6- Enfin, lorsque l’on réfléchit sur un territoire, la maîtrise de l’espace-temps est une évidence. Il s’agit d’une préoccupation ancienne en géographie. Avec les processus territoriaux actuels, cette dialectique traditionnelle se trouve renouvelée. Or, l’écologie politique étant très attentive à l’équité spatiale, la volonté de maîtriser l’espace-temps est au cœur de cette approche intellectuelle. Elle peut être le moyen de conjuguer les préoccupations portuaires (maîtrise du temps) et les préoccupations urbaines (maîtrise de l’espace) dans le contexte présent (Sheppard 2002 ; Hesse 2010 ; Woudsma 2012). Nous pensons que la positionnalité du territoire peut nous servir de méta-concept dans la mesure où Sheppard (2002) y voit le moyen de localiser les activités économiques de façon adéquate à la fois pour l’entreprise et pour le territoire. Ainsi, sans le dire dans ces termes, Sheppard recherche le moyen de concilier les perspectives entrepreneuriale et sociétale pour construire un territoire à la fois compétitif économiquement et préservé d’un point de vue socio-écologique. La positionnalité du territoire suppose donc l’adoption de critères à la fois liés aux flux économiques (le temps) et au territoire (l’espace) pour une bonne maîtrise de l’espace-temps. Reposant sur une perspective mixte conciliant les différents enjeux éco-socio-écologiques, ce concept nous semble particulièrement pertinent à transposer dans les relations ville-port. Hesse (2008 ; 2010) et Woudsma (2012) ont ébauché une telle démarche mais celle-ci reste largement à théoriser dans les relations ville-port.

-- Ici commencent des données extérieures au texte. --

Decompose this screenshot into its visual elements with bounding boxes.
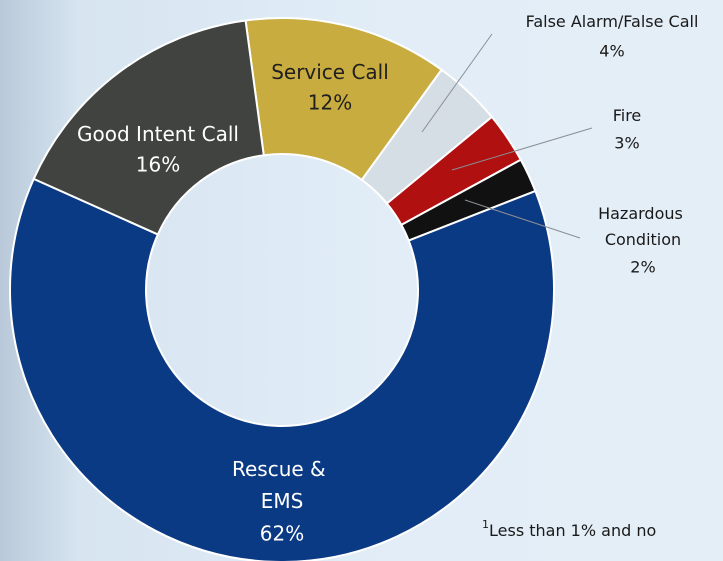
slice-label-line: Good Intent Call <box>77 122 239 146</box>
slice-label-line: Service Call <box>271 60 389 84</box>
slice-value-label: 62% <box>260 522 304 546</box>
slice-value-label: 4% <box>599 42 624 61</box>
footnote: 1Less than 1% and no <box>482 518 656 540</box>
slice-label: Service Call <box>271 60 389 84</box>
slice-label-line: Rescue & <box>232 457 332 481</box>
slice-label: Hazardous Condition <box>598 204 688 249</box>
slice-label: False Alarm/False Call <box>526 12 699 31</box>
slice-value-label: 2% <box>630 258 655 277</box>
slice-label: Good Intent Call <box>77 122 239 146</box>
slice-value-label: 16% <box>136 153 180 177</box>
footnote-marker: 1 <box>482 518 489 531</box>
chart: 1Less than 1% and no Service Call12%Fals… <box>0 0 723 561</box>
slice-label-line: EMS <box>261 489 304 513</box>
slice-label: Fire <box>613 106 642 125</box>
slice-value-label: 3% <box>614 134 639 153</box>
slice-label-line: Condition <box>605 230 681 249</box>
slice-label-line: False Alarm/False Call <box>526 12 699 31</box>
footnote-text: Less than 1% and no <box>489 521 656 540</box>
slice-label-line: Hazardous <box>598 204 688 223</box>
slice-value-label: 12% <box>308 91 352 115</box>
slice-label-line: Fire <box>613 106 642 125</box>
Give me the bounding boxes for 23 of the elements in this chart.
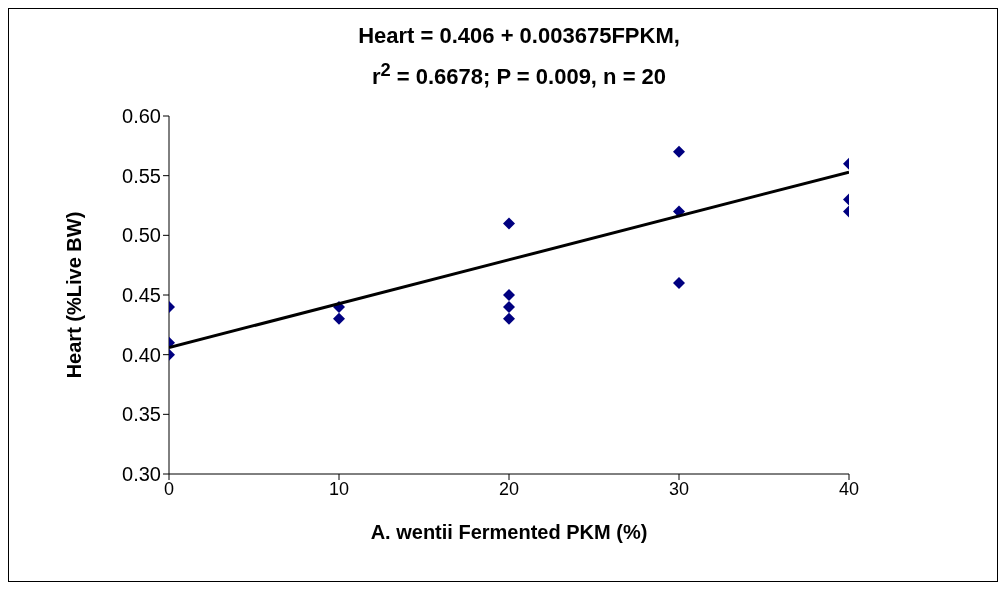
chart-subtitle: r$^{2}$ = 0.6678; P = 0.009, n = 20 [370, 58, 668, 92]
y-tick-label: 0.35 [122, 403, 161, 426]
x-tick-label: 20 [498, 478, 520, 499]
x-tick-label: 30 [668, 478, 690, 499]
y-tick-label: 0.60 [122, 105, 161, 128]
y-tick-label: 0.55 [122, 164, 161, 187]
x-tick-label: 10 [328, 478, 350, 499]
point [503, 312, 515, 325]
point [673, 145, 685, 158]
y-axis-title: Heart (%Live BW) [63, 211, 86, 379]
point [333, 312, 345, 325]
y-tick-label: 0.45 [122, 284, 161, 307]
y-tick-label: 0.40 [122, 343, 161, 366]
point [503, 217, 515, 230]
x-axis-title: A. wentii Fermented PKM (%) [370, 521, 648, 543]
x-tick-label: 40 [838, 478, 860, 499]
chart-title: Heart = 0.406 + 0.003675FPKM, [357, 22, 681, 50]
x-tick-label: 0 [163, 478, 175, 499]
point [503, 300, 515, 313]
y-tick-label: 0.30 [122, 463, 161, 486]
y-tick-label: 0.50 [122, 224, 161, 247]
point [673, 277, 685, 290]
point [503, 289, 515, 301]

Ainsi, l’attention portée à la positionnalité du territoire est un gage de réduction de la vulnérabilité territoriale et d’adéquation entre les intérêts des différents acteurs. Elle permet de construire une gouvernance territoriale collaborative mutuellement profitable.

Nous adopterons donc une démarche d’écologie territoriale, soutenue par les méta-concepts de positionnalité et de proximités relationnelles.

Le nouveau paradigme Homme/Nature de l’écologie politique peut renouveler considérablement les études portuaires et ses approches théoriques. La théorie des systèmes

socio-écologiques, pour sa part, offre un nouveau cadre intéressant, applicable aux relations ville-port.